# Driving During an Earthquake?



## Ylinks (Apr 22, 2019)

Does Uber's insurance cover damage or injury caused by an earthquake?


----------



## Illini (Mar 14, 2019)

Probably not. An earthquake is an act of God.


----------



## 1.5xorbust (Nov 22, 2017)

Florida has earthquakes now?


----------



## peteyvavs (Nov 18, 2015)

Illini said:


> Probably not. An earthquake is an act of God.


I would challenge that excuse by having Uber present god for a deposition.


----------



## Uber's Guber (Oct 22, 2017)

Losses or damages caused by earthquakes are covered under the comprehensive coverage option.
I wouldn't trust Uber's insurance to cover the outside of a school book.


----------



## Z129 (May 30, 2018)

Illini said:


> Probably not.

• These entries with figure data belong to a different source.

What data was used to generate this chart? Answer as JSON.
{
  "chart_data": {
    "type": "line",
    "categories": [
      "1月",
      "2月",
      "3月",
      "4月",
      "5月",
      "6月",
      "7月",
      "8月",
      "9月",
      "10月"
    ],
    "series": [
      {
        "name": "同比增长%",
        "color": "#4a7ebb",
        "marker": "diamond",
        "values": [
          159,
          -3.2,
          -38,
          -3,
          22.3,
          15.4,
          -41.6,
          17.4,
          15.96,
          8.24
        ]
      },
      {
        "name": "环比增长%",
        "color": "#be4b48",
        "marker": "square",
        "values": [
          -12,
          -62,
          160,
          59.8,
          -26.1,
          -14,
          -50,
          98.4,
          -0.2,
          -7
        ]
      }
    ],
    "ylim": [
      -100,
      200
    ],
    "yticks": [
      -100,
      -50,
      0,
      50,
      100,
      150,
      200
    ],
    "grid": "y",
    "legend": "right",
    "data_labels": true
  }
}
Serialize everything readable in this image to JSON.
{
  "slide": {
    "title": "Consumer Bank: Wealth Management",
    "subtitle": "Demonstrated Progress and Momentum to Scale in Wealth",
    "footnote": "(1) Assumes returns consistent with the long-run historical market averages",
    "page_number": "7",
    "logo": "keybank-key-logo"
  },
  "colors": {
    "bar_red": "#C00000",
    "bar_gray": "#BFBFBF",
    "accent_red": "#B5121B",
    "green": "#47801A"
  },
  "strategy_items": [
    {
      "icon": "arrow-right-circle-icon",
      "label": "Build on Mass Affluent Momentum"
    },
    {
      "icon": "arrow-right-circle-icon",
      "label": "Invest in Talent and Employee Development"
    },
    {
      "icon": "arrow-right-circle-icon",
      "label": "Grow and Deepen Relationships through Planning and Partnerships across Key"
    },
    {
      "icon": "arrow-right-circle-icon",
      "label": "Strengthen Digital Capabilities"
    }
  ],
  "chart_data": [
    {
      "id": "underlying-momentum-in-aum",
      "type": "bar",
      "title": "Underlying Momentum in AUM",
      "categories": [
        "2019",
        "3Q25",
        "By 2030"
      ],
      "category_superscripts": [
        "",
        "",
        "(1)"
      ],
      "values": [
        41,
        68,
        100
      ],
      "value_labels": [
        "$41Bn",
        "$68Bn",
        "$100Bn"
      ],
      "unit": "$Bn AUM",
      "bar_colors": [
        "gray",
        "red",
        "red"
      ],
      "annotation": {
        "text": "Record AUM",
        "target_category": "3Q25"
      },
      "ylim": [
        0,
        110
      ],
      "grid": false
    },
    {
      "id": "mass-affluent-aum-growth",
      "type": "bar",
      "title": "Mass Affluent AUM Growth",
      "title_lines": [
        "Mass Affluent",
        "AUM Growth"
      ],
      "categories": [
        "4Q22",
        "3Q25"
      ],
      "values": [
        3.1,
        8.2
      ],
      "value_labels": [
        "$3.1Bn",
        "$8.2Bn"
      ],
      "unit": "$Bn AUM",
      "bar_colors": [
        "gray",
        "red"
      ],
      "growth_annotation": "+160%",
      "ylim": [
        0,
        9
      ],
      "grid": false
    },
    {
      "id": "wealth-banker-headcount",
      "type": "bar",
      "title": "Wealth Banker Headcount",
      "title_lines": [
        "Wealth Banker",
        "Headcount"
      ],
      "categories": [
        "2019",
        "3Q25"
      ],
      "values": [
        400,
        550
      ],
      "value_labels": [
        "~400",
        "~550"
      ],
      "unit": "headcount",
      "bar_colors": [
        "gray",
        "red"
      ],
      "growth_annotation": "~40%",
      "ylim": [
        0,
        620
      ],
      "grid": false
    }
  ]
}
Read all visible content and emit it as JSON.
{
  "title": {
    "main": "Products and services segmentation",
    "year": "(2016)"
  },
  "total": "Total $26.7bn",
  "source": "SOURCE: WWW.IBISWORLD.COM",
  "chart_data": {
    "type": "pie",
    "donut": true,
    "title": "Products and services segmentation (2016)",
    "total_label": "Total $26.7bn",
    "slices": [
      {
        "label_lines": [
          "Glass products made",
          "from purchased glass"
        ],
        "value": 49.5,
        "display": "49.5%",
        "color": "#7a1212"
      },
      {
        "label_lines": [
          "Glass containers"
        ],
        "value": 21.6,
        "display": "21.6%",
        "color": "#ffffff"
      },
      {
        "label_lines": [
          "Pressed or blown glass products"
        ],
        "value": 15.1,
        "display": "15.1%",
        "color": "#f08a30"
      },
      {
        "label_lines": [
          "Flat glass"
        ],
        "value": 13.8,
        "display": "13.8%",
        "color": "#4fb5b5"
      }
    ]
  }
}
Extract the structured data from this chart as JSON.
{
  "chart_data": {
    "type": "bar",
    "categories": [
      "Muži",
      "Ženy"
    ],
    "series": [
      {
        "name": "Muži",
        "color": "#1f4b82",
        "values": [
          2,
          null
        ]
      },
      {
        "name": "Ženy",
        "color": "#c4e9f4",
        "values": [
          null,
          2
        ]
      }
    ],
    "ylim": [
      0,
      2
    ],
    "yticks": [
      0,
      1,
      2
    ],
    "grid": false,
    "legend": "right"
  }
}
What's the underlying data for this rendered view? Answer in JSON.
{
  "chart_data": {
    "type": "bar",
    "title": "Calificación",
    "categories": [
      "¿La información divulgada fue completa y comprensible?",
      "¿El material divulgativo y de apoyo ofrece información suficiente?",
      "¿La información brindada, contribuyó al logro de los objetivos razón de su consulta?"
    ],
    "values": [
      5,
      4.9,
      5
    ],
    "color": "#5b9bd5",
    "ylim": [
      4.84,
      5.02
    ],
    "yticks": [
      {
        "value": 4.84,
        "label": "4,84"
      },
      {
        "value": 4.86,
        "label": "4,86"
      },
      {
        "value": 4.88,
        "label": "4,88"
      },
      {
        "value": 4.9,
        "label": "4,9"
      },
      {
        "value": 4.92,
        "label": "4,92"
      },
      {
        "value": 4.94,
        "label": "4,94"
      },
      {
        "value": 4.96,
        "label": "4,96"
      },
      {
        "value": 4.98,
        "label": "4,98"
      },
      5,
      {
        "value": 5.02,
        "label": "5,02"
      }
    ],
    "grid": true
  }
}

An earthquake is an act of God.


And nobody in their right mind would insure that maniac.


----------



## Oscar Levant (Aug 15, 2014)

Ylinks said:


> Does Uber's insurance cover damage or injury caused by an earthquake?


I'm in CA and I've driven in an Earthquake. Unless you are unlucky and something falls on you, you'll be alright. The road shakes for about 6 seconds, and it's over. Drive away from telephone polls, old buildings, etc.


----------



## nickd8775 (Jul 12, 2015)

You might not even notice that there’s an earthquake if you’re driving unless you’re close to a big one or stopped.


----------



## Michael1230nj (Jun 23, 2017)

“While driving during an Earthquake “. Doomed I tell you Doomed.


----------



## SFOspeedracer (Jun 25, 2019)

just another day in California


----------



## peteyvavs (Nov 18, 2015)

I rather drive through an earthquake then a hurricane.


----------



## njn (Jan 23, 2016)

Earthquakes are not covered under homeowner policies. Acts of god are usually covered.


----------



## TemptingFate (May 2, 2019)

peteyvavs said:


> I rather drive through an earthquake then a hurricane.


I drove during a hurricane when I was a noob.


----------



## peteyvavs (Nov 18, 2015)

TemptingFate said:


> I drove during a hurricane when I was a noob.


I'll bet you'll never do that again.


----------



## mbd (Aug 27, 2018)

If you are a Uber driver, drive towards the earthquake, or any disaster. Maybe your car will get totaled and you get paid ?
You got to pay off that 35,000$ x car... wages won’t cover it.


----------



## Ballermaris (Apr 11, 2019)

If driving during an earthquake make sure suspension can handle the "Dukes of Hazzard" Landing when you come off that bridge that just fell. You might get lucky and score a 5* from the Pax for sticking the landing.


----------